James Corden on London Attack: 'This Is Not a Country That Feels Afraid'

Corden commends "stoic British determination to let nothing ... stand in our way" following terrorist incident

James Corden celebrated England in the first of three 'Late Late Show' episodes that will be broadcast from London this week.

James Corden had already planned to broadcast three episodes of The Late Late Show from London this week in honor of the U.K.'s general election, which takes place on Thursday. But after terrorists attacked London on Saturday night, Corden's decision to bring The Late Late Show to his home city took on a different resonance. 

During the introduction to the first London episode on Tuesday, Corden presented the entertainment of The Late Late Show as a way to hit back against terrorists who seek to sow fear. "We're going to bring you the silliest, stupidest, most fun-packed shows we have ever made to celebrate London and Britain and everything it has to offer," Corden declared. "And you know what?
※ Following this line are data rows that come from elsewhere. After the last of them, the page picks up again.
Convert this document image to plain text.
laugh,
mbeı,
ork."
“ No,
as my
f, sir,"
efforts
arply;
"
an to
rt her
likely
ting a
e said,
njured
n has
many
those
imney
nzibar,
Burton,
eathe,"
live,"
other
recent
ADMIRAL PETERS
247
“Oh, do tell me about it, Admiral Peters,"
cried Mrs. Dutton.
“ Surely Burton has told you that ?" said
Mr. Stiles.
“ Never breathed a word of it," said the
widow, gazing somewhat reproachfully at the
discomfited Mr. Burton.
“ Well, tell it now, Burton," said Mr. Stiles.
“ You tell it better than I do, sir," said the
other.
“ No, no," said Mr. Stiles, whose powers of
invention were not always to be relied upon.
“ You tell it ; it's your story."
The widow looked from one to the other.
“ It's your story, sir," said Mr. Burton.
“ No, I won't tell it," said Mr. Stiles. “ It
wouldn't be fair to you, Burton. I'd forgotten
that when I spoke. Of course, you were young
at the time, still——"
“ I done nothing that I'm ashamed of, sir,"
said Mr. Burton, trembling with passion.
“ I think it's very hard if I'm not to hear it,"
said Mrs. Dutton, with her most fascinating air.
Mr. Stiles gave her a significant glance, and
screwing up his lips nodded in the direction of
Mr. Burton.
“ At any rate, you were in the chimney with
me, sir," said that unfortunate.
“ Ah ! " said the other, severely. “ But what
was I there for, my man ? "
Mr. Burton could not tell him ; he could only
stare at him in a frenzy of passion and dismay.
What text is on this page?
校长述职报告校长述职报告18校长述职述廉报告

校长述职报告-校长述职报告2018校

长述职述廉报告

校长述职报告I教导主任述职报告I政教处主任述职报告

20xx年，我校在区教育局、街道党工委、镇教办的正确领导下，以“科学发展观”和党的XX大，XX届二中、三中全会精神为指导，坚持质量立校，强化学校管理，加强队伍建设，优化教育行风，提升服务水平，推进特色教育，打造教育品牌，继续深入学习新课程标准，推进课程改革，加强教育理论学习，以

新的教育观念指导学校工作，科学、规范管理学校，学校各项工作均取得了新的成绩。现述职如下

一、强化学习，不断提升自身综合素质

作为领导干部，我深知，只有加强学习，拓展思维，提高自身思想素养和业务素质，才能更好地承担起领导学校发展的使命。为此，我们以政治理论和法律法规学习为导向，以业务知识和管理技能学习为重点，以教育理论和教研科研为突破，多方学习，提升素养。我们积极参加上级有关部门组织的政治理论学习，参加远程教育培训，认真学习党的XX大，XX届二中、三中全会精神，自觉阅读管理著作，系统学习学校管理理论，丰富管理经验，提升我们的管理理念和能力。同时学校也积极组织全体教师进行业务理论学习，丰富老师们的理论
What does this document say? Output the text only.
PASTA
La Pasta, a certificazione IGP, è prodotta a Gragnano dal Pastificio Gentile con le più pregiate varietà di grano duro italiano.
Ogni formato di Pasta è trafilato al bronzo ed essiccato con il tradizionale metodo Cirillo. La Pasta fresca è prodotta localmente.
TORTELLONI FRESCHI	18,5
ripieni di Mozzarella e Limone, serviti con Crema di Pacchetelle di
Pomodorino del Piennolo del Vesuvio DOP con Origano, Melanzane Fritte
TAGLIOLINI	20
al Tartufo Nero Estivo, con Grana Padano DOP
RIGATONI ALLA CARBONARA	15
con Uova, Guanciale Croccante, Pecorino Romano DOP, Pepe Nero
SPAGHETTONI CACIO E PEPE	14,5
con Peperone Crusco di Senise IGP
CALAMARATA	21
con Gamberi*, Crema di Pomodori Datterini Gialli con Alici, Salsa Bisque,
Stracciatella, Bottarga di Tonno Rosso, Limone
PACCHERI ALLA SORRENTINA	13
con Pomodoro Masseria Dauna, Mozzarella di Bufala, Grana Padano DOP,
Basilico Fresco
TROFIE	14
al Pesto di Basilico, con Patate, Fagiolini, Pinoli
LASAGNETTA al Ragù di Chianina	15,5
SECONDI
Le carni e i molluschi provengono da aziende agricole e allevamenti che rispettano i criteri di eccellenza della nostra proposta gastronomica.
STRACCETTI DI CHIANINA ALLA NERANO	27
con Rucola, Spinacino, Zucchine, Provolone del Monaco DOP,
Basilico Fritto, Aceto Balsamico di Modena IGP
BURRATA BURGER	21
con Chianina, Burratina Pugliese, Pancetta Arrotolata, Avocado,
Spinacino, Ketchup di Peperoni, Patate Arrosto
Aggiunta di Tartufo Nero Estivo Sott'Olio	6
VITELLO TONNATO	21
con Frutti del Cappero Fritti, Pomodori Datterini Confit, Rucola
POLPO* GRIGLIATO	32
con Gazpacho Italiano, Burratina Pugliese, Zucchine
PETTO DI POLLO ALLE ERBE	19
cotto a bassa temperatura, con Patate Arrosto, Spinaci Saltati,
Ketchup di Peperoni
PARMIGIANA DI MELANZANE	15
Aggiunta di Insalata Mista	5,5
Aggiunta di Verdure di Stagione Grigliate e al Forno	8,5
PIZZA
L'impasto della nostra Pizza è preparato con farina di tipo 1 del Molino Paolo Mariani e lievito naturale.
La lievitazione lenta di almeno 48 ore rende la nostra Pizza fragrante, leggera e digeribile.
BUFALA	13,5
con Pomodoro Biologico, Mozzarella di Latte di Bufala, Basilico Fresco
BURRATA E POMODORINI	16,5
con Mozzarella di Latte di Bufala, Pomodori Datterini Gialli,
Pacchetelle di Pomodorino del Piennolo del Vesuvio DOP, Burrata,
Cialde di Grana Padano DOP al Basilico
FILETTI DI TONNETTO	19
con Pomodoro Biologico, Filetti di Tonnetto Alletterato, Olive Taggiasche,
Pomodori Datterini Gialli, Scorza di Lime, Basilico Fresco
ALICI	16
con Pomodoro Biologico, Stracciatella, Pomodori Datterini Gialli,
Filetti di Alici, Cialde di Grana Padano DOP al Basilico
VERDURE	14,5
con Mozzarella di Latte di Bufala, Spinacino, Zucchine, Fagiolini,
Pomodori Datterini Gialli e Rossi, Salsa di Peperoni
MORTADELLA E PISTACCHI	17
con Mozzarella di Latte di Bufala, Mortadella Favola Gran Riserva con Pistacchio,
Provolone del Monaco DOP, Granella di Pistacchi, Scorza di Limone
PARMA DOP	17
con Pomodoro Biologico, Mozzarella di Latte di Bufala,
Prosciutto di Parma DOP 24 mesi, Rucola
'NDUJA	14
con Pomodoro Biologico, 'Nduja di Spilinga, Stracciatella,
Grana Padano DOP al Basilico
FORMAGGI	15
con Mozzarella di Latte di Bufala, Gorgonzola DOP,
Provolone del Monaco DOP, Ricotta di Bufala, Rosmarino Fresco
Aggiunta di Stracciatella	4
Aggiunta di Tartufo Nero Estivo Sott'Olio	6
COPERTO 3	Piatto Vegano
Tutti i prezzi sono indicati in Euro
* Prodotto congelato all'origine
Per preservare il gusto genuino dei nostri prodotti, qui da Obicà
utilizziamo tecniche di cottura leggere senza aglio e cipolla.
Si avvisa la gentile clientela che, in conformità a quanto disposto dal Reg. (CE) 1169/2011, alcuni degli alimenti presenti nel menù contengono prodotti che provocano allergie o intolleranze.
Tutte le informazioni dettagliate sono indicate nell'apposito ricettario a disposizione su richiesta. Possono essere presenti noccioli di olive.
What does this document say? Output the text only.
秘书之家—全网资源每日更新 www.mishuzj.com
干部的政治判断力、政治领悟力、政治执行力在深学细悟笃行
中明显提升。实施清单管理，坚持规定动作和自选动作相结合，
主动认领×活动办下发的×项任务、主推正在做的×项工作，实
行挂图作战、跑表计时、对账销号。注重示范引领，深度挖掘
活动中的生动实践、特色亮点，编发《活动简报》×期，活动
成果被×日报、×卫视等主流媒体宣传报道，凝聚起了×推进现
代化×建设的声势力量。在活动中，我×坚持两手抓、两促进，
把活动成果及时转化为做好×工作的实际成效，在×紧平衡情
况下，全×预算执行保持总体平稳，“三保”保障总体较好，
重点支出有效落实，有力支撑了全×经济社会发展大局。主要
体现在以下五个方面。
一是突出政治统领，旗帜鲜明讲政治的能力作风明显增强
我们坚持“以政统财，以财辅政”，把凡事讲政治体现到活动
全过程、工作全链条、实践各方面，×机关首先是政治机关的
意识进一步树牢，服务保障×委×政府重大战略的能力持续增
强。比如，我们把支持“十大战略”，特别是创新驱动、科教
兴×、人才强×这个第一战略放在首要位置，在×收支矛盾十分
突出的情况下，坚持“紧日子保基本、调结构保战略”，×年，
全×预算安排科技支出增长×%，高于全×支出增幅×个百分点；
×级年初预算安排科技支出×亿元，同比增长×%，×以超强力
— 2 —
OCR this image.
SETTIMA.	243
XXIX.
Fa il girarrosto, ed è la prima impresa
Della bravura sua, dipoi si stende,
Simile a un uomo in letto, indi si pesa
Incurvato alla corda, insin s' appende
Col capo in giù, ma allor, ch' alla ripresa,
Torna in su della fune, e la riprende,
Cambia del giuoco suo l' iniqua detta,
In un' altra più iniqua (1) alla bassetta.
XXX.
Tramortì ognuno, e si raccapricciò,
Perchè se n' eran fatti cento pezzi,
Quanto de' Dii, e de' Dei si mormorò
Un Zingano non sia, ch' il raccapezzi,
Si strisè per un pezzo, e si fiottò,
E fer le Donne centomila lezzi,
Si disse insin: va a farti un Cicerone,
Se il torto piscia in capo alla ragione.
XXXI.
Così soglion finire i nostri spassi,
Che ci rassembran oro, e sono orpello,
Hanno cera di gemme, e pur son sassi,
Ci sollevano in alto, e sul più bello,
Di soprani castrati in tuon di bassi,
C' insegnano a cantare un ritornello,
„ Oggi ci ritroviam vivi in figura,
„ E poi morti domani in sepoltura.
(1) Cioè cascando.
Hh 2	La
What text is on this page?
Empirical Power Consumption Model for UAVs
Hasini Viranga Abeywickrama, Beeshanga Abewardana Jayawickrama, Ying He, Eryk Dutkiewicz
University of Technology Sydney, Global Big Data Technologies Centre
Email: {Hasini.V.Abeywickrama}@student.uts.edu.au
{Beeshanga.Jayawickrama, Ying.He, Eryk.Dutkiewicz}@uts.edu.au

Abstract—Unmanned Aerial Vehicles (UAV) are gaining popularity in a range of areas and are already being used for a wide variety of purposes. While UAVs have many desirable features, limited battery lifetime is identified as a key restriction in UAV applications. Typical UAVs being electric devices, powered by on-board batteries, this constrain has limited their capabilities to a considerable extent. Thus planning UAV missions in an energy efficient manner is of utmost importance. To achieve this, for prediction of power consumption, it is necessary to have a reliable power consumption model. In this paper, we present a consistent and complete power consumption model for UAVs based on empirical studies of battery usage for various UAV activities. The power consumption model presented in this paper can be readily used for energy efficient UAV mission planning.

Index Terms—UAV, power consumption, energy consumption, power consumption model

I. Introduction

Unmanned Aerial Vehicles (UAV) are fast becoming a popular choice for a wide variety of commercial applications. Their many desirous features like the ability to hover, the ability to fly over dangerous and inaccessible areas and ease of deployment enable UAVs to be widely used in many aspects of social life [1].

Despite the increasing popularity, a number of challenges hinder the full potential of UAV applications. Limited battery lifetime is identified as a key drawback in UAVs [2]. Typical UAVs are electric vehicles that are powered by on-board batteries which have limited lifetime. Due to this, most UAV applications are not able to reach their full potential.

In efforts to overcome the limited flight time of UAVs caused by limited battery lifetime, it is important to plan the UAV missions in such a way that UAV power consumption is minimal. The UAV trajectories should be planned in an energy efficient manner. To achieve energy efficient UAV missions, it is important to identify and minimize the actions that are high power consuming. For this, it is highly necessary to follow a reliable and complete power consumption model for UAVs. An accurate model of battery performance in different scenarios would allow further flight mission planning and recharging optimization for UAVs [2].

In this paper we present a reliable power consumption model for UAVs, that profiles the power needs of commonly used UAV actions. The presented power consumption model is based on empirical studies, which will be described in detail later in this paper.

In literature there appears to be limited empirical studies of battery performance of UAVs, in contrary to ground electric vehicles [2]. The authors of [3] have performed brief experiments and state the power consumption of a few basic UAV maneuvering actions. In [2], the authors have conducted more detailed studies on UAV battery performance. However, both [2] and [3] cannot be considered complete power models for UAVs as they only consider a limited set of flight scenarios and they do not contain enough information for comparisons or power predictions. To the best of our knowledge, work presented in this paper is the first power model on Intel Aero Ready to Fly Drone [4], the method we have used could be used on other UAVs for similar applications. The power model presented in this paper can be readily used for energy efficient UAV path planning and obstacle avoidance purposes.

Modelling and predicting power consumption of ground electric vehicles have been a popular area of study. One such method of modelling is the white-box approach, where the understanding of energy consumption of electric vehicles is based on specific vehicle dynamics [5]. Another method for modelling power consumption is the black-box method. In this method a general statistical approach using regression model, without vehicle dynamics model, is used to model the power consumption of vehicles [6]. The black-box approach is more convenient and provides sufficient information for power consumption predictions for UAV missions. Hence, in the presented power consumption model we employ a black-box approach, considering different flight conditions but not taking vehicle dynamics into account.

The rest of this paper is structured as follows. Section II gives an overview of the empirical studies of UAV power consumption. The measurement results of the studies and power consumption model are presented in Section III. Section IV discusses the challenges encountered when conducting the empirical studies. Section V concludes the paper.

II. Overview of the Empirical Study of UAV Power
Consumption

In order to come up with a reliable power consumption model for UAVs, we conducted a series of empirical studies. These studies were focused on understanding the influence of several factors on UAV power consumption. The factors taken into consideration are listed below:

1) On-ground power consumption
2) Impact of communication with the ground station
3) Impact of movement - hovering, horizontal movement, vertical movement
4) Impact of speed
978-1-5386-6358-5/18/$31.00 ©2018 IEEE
The people who carried out the attack, they would hate that.

"I'm so sad when I think about all the times since I took this job that I have had to open the show talking about such atrocities," Corden acknowledged on Tuesday. "Trying to find the right words to say is impossible, because there are none."

But he offered his show as a tribute to British tenacity and the spirit of London. "I'm so proud to be broadcasting here from my hometown," Corden continued. "I'm proud to show off its beauty, its diversity and its stoic British determination to let nothing or anybody stand in our way. This is not a country that feels afraid."

This is not the first time Corden addressed the horrors of a terrorist attack on The Late Late Show – last month, he delivered a moving eulogy for the victims of the bombing that took place at an Ariana Grande concert in Manchester.